TRIESTE – With the approval in the Chamber of Deputies’ Foreign Affairs Committee, in recent days, of the resolution tabled by Deputy Speaker Paolo Formentini (Lega), Italy takes a concrete political step towards assessing accession to the Three Seas Initiative (Iniziativa dei Tre Mari) and asks the government to link this possible accession to participation in the IMEC (India–Middle East–Europe Economic Corridor) corridor and in INCE (Indo-Pacific Economic Corridor).
According to Formentini, this move would strengthen Italy’s position as a strategic geographic hinge between East–West and North–South, making the Port of Trieste a key global logistics hub and boosting the competitiveness of the national port system.
The approval of the parliamentary resolution is an important political signal towards integration into multilateral logistics networks such as IMEC and the Three Seas Initiative. “However, turning these visions into concrete, bankable projects will require, over the coming years, intense diplomatic work, infrastructure investment and continuous international coordination,” Formentini himself explains in a note.
Overall, the global connectivity paradigm is changing: Italy aims to play a leading role in a new architecture of worldwide trade and logistics corridors, and Trieste is at the heart of this strategy.

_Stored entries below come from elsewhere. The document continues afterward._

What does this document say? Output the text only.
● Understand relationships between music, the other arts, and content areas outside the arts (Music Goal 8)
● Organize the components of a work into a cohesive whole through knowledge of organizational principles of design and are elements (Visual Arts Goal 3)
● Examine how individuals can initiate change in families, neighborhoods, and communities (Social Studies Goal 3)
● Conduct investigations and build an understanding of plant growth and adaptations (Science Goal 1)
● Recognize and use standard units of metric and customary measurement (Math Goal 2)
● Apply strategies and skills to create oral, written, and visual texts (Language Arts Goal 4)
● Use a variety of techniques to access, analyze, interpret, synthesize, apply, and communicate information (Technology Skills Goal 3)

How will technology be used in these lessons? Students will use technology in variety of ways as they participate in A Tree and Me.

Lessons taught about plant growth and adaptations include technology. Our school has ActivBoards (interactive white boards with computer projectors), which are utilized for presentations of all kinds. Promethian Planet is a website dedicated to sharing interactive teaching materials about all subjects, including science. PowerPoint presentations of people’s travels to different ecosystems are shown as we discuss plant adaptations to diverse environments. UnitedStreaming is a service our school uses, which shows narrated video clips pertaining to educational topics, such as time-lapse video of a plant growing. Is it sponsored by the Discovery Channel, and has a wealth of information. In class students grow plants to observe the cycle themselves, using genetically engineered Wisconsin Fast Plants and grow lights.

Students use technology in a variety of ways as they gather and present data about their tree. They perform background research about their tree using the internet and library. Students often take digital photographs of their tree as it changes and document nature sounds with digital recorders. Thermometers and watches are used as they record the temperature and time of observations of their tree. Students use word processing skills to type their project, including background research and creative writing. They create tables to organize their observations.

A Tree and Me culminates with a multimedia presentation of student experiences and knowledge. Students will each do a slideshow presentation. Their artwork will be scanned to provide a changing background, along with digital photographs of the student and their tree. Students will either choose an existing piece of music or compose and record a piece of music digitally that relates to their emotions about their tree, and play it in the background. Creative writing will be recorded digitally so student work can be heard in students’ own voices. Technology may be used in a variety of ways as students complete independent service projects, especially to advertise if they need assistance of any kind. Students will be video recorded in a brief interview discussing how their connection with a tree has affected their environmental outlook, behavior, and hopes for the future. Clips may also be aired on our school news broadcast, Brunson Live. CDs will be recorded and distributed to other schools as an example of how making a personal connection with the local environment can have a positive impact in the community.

According to international analyses, the project is advancing unevenly across its segments (rail, maritime, energy) and largely remains in a planning and coordination phase among partner countries.
Some think tanks stress that IMEC’s maritime component could offer an immediate operational solution, while the land infrastructure and full strategic integration still require significant political and economic efforts.
Linking IMEC to the Three Seas Initiative would strengthen Europe’s north–south infrastructure integration, improving Italy’s position also as a bridge between Euro-Asian and Balkan corridors.
The Three Seas Initiative
The Three Seas Initiative was launched in 2015 as a cooperation platform among Central and Eastern European countries, with the aim of strengthening infrastructure, energy and digital cohesion. It currently includes Austria, Bulgaria, Croatia, Czechia, Estonia, Greece, Latvia, Lithuania, Poland, Romania, Slovakia, Slovenia and Hungary. The focus is on developing cross-cutting connections, such as motorways, railways, pipelines and digital networks, to reduce dependence on external routes and support economic integration. Despite its relevance, Italy is not yet a member.